In an email seen by the user PIE NewsEdith Cowan University told agents the reason for the suspension was an increase in the number of rejected visa applications from those regions, as well as concerns about students’ academic progress.
“We want to take the necessary measures to protect the interests of genuine students,” said the email, which was sent on February 14 this year.
Applications through ECU’s on-campus travel provider, Edith Cowan College, have also been suspended.
“We want to take necessary measures to protect the interests of genuine students”
Other changes at ECU include enforcing a 300-word statement of purpose requirement for all courses to ensure students can demonstrate they have “genuine intentions” to study and meet immigration requirements.

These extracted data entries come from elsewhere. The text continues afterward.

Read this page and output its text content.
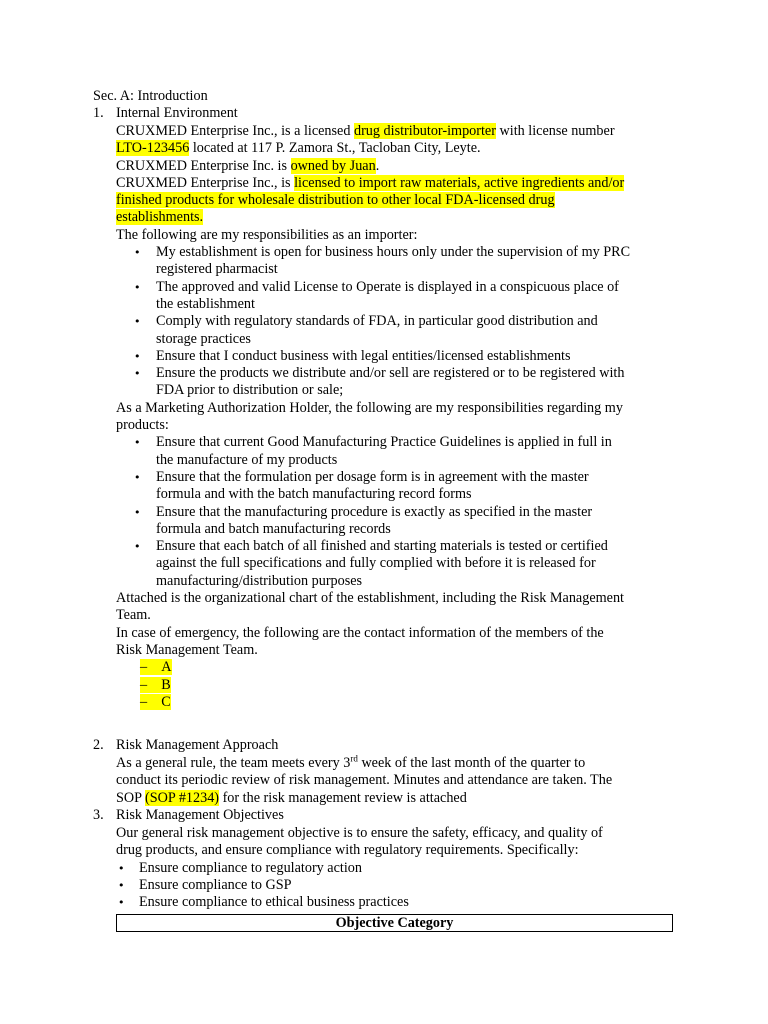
Sec. A: Introduction
1. Internal Environment
CRUXMED Enterprise Inc., is a licensed drug distributor-importer with license number
LTO-123456 located at 117 P. Zamora St., Tacloban City, Leyte.
CRUXMED Enterprise Inc. is owned by Juan.
CRUXMED Enterprise Inc., is licensed to import raw materials, active ingredients and/or
finished products for wholesale distribution to other local FDA-licensed drug
establishments.
The following are my responsibilities as an importer:
• My establishment is open for business hours only under the supervision of my PRC
registered pharmacist
• The approved and valid License to Operate is displayed in a conspicuous place of
the establishment
• Comply with regulatory standards of FDA, in particular good distribution and
storage practices
• Ensure that I conduct business with legal entities/licensed establishments
• Ensure the products we distribute and/or sell are registered or to be registered with
FDA prior to distribution or sale;
As a Marketing Authorization Holder, the following are my responsibilities regarding my
products:
• Ensure that current Good Manufacturing Practice Guidelines is applied in full in
the manufacture of my products
• Ensure that the formulation per dosage form is in agreement with the master
formula and with the batch manufacturing record forms
• Ensure that the manufacturing procedure is exactly as specified in the master
formula and batch manufacturing records
• Ensure that each batch of all finished and starting materials is tested or certified
against the full specifications and fully complied with before it is released for
manufacturing/distribution purposes
Attached is the organizational chart of the establishment, including the Risk Management
Team.
In case of emergency, the following are the contact information of the members of the
Risk Management Team.
– A
– B
– C
2. Risk Management Approach
As a general rule, the team meets every 3rd week of the last month of the quarter to
conduct its periodic review of risk management. Minutes and attendance are taken. The
SOP (SOP #1234) for the risk management review is attached
3. Risk Management Objectives
Our general risk management objective is to ensure the safety, efficacy, and quality of
drug products, and ensure compliance with regulatory requirements. Specifically:
• Ensure compliance to regulatory action
• Ensure compliance to GSP
• Ensure compliance to ethical business practices
Objective Category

ECU will increase financial checks for all students from India and verify the authenticity of their financial statements to ensure they have the necessary funds to support their studies at the institution.
“Furthermore, we will not accept ‘cash’ salaries as acceptable sources of finance. We require students to provide us with verifiable proof of income to ensure they have the necessary funds to support their studies,” the email to agents said.

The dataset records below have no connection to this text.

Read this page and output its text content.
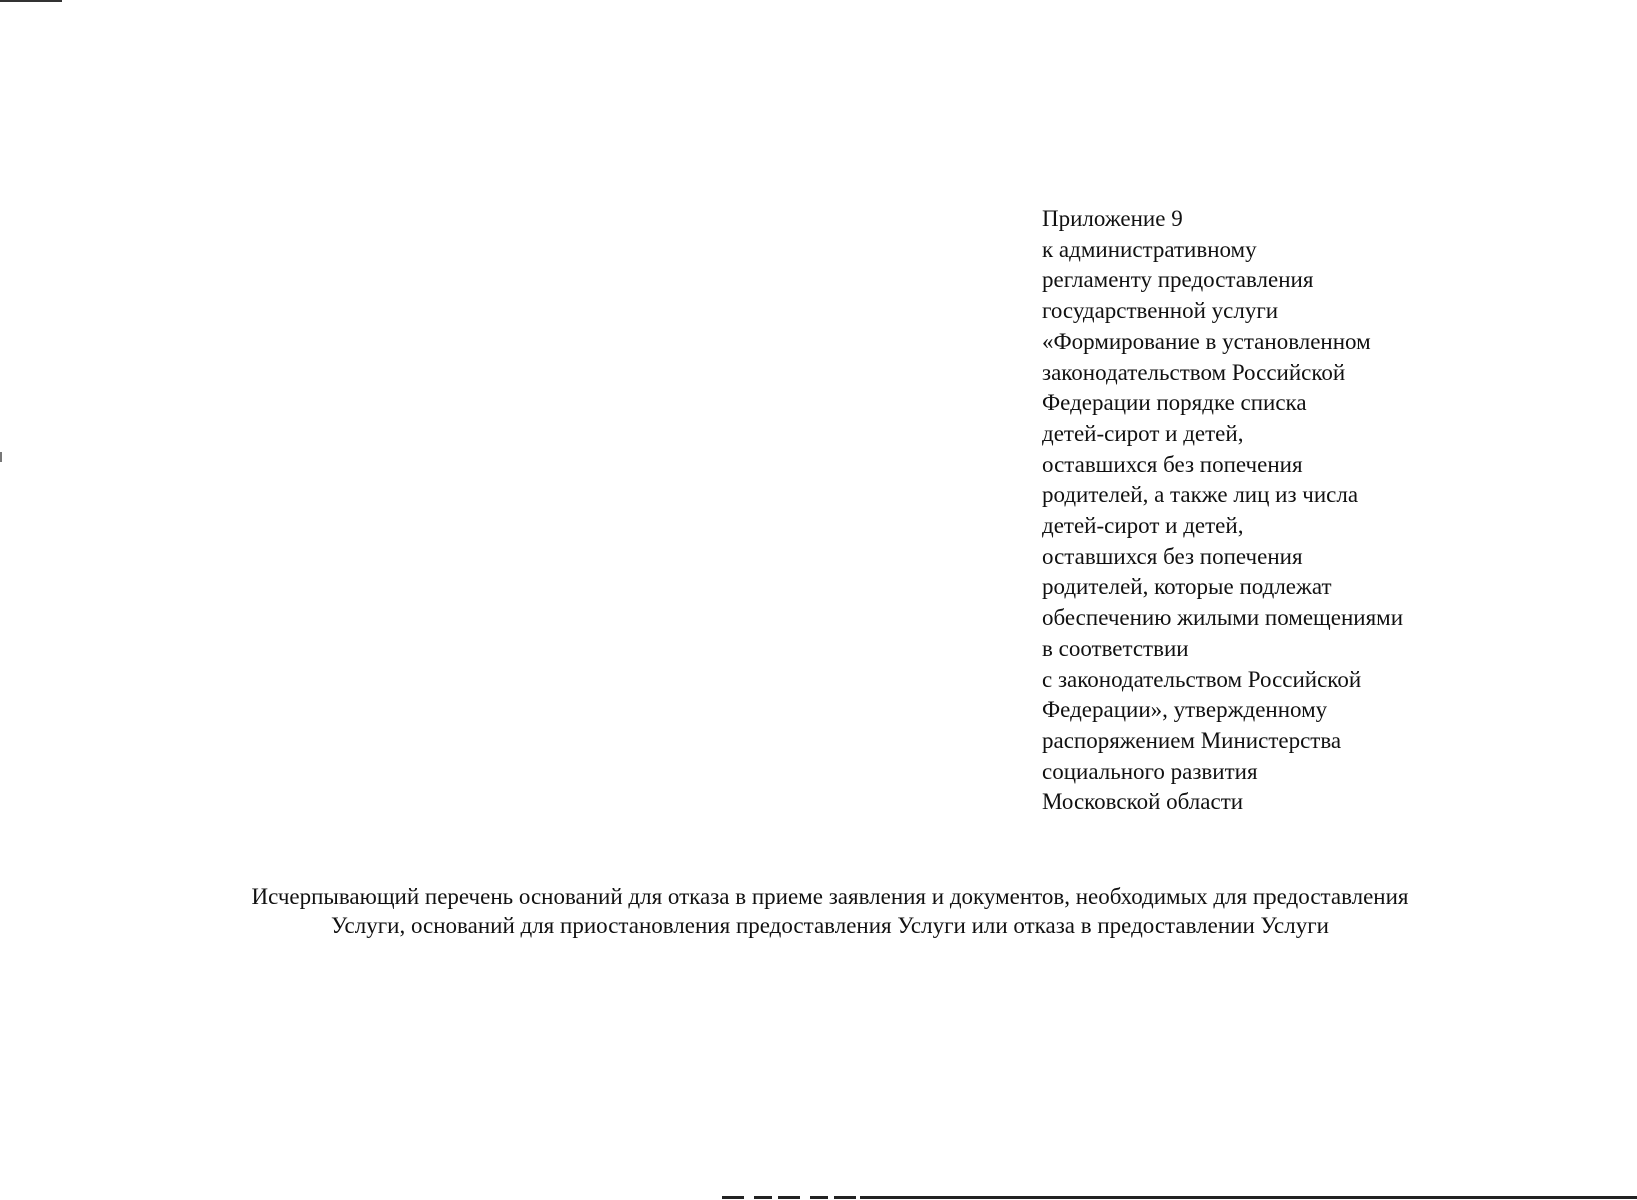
Приложение 9
к административному
регламенту предоставления
государственной услуги
«Формирование в установленном
законодательством Российской
Федерации порядке списка
детей-сирот и детей,
оставшихся без попечения
родителей, а также лиц из числа
детей-сирот и детей,
оставшихся без попечения
родителей, которые подлежат
обеспечению жилыми помещениями
в соответствии
с законодательством Российской
Федерации», утвержденному
распоряжением Министерства
социального развития
Московской области
Исчерпывающий перечень оснований для отказа в приеме заявления и документов, необходимых для предоставления
Услуги, оснований для приостановления предоставления Услуги или отказа в предоставлении Услуги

In the past, Indian students have used unscrupulous lenders to fund their studies abroad, putting them under severe financial pressure – something the new ECU measures are likely to help address.

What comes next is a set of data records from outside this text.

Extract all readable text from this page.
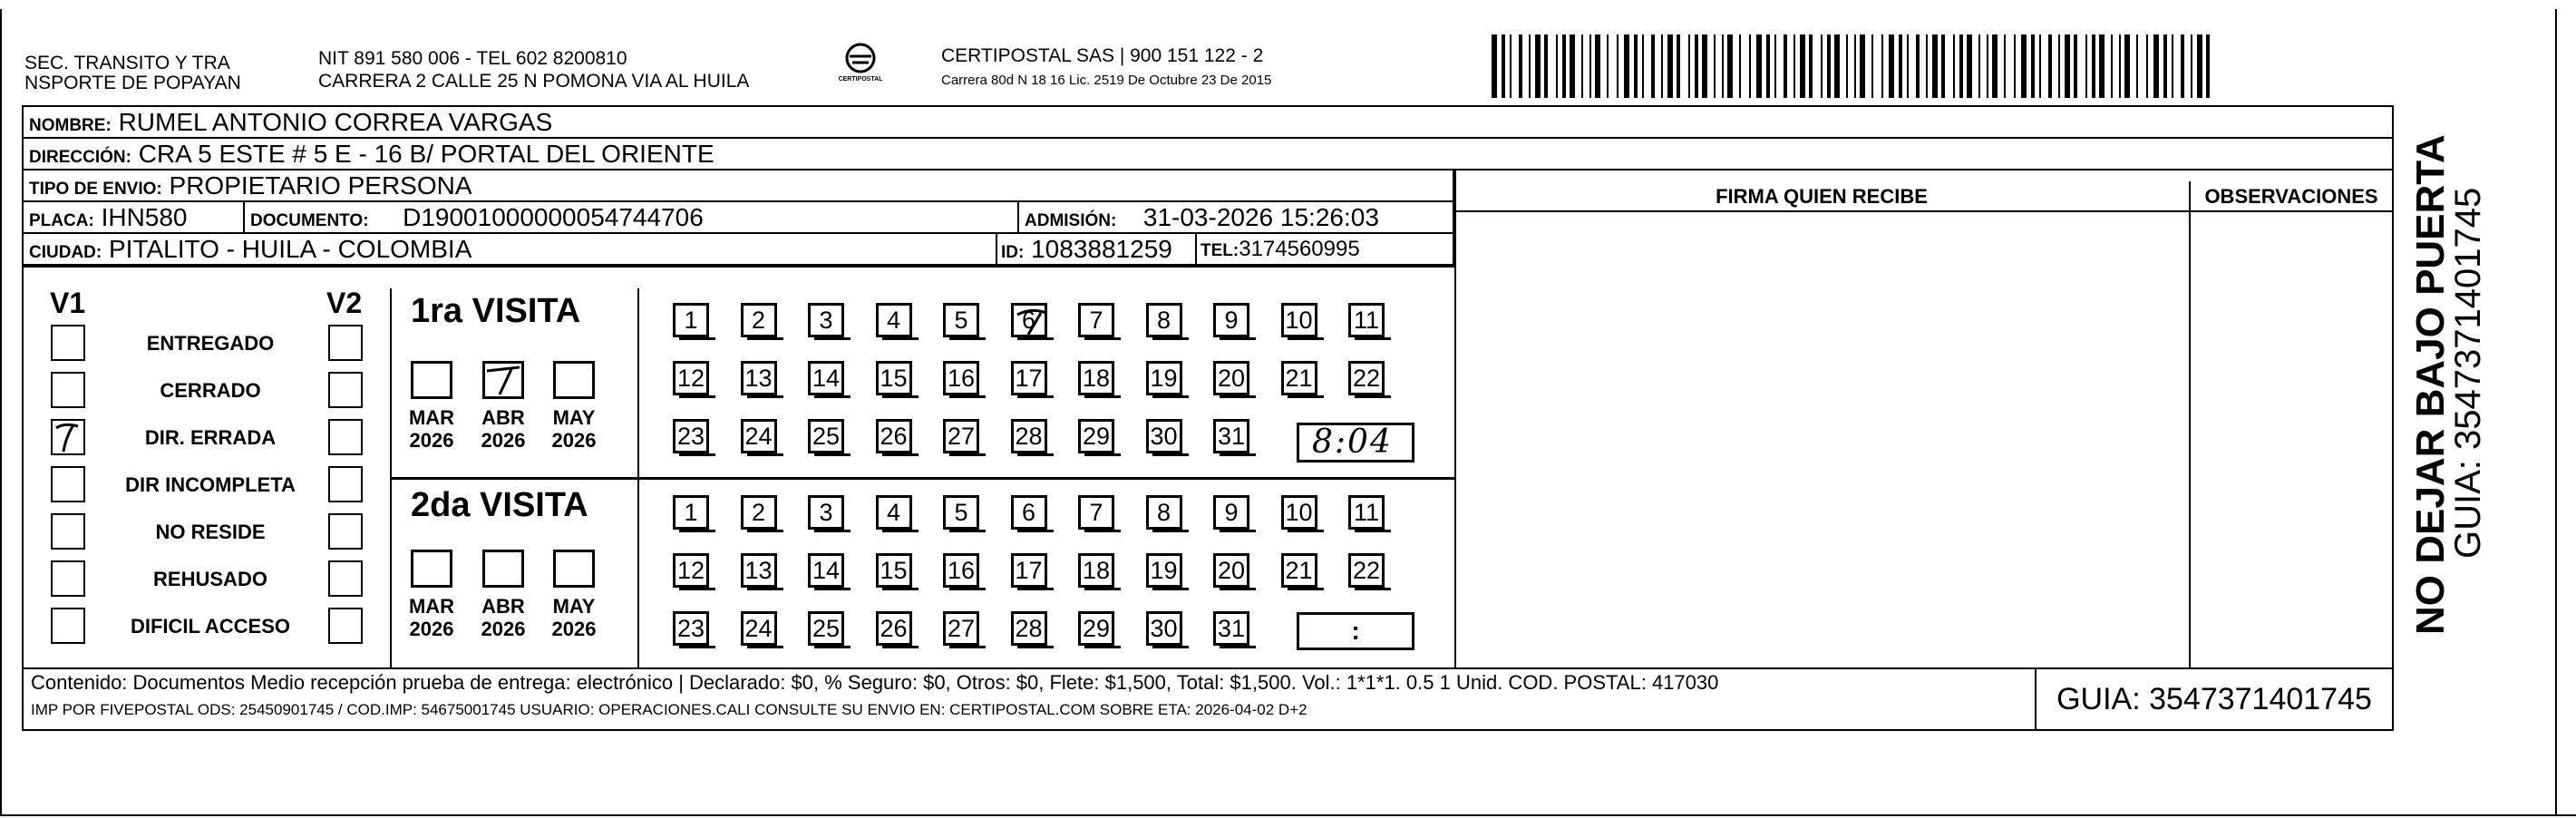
SEC. TRANSITO Y TRA
NSPORTE DE POPAYAN
NIT 891 580 006 - TEL 602 8200810
CARRERA 2 CALLE 25 N POMONA VIA AL HUILA	CERTIPOSTAL
CERTIPOSTAL SAS | 900 151 122 - 2
Carrera 80d N 18 16 Lic. 2519 De Octubre 23 De 2015
NOMBRE: RUMEL ANTONIO CORREA VARGAS
DIRECCIÓN: CRA 5 ESTE # 5 E - 16 B/ PORTAL DEL ORIENTE
TIPO DE ENVIO: PROPIETARIO PERSONA
PLACA: IHN580
CIUDAD: PITALITO - HUILA - COLOMBIA
DOCUMENTO: D19001000000054744706	ADMISIÓN: 31-03-2026 15:26:03
ID: 1083881259	TEL:3174560995
FIRMA QUIEN RECIBE	OBSERVACIONES
V1	V2
ENTREGADO
CERRADO
DIR. ERRADA
DIR INCOMPLETA
NO RESIDE
REHUSADO
DIFICIL ACCESO
1ra VISITA
2da VISITA
MAR
2026
ABR
2026
MAY
2026
MAR
2026
ABR
2026
MAY
2026
1	2	3	4	5	6	7	8	9	10 11
12 13 14 15 16 17 18 19 20 21 22
23 24 25 26 27 28 29 30 31
1	2	3	4	5	6	7	8	9	10 11
12 13 14 15 16 17 18 19 20 21 22
23 24 25 26 27 28 29 30 31
8:04
:
Contenido: Documentos Medio recepción prueba de entrega: electrónico | Declarado: $0, % Seguro: $0, Otros: $0, Flete: $1,500, Total: $1,500. Vol.: 1*1*1. 0.5 1 Unid. COD. POSTAL: 417030
IMP POR FIVEPOSTAL ODS: 25450901745 / COD.IMP: 54675001745 USUARIO: OPERACIONES.CALI CONSULTE SU ENVIO EN: CERTIPOSTAL.COM SOBRE ETA: 2026-04-02 D+2	GUIA: 3547371401745
NO DEJAR BAJO PUERTA
GUIA: 3547371401745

The next step to improve the GTE ECU screening process will be video interviews as part of the application process.
“Edith Cowan University is a quality-focused institution with an environment that attracts quality students from around the world who thrive and succeed with our university,” Edith Cowan University Vice Chancellor and Vice President (International), Jake Garman, told The PIE.
“We foster and maintain highly effective working relationships with many agents in India as well as countries around the world.
“We foster and maintain highly effective working relationships with many agents in India”
“Part of ECU’s commitment to ensuring that all our agents provide the highest quality service to our prospective students is our consistent monitoring of shifts and trends in the international student market that could impact the quality of that service.”
Garman said GTE requirements are alive and proactive with ECU’s strategies to protect the integrity of the application process to benefit the institution’s network of agent partnerships and prospective students who want to join the university.
“ECU recently held a comprehensive webinar for ECU Education Agents in India to provide our agents with an opportunity to understand the details of the GTE changes,” added Garman.
Last year, Australia’s immigration department became aware of fraudulent student visa applications submitted through agents from parts of India, exacerbating the country’s visa backlog crisis at the time.
An Indian agent told The Indian Express in June 2022 that the DHA had uncovered around 600 cases of fraud from Haryana and Punjab – the same regions from which ECU had suspended undergraduate recruitment.
In July last year, Catriona Jackson, CEO of University Australia, told The PIE that her organization was aware of the issue and understood it was occurring across all education sectors, not just Australian universities.
And in November 2022, Phil Honeywood, CEO of the International Education Association in Australia, told The PIE that visa fraud in the country was “worrying, particularly from Nepal and three states in India”.
Immigration data at the time showed that visa approvals from India, Nepal and Sri Lanka for student visas fell sharply, with vocational applicants particularly affected.
Honeywood told The PIE that Australia’s Department of Home Affairs had “reacted quickly” to concerns about visa fraud and “student visa approvals in Nepal have averaged only 9% over the past few months.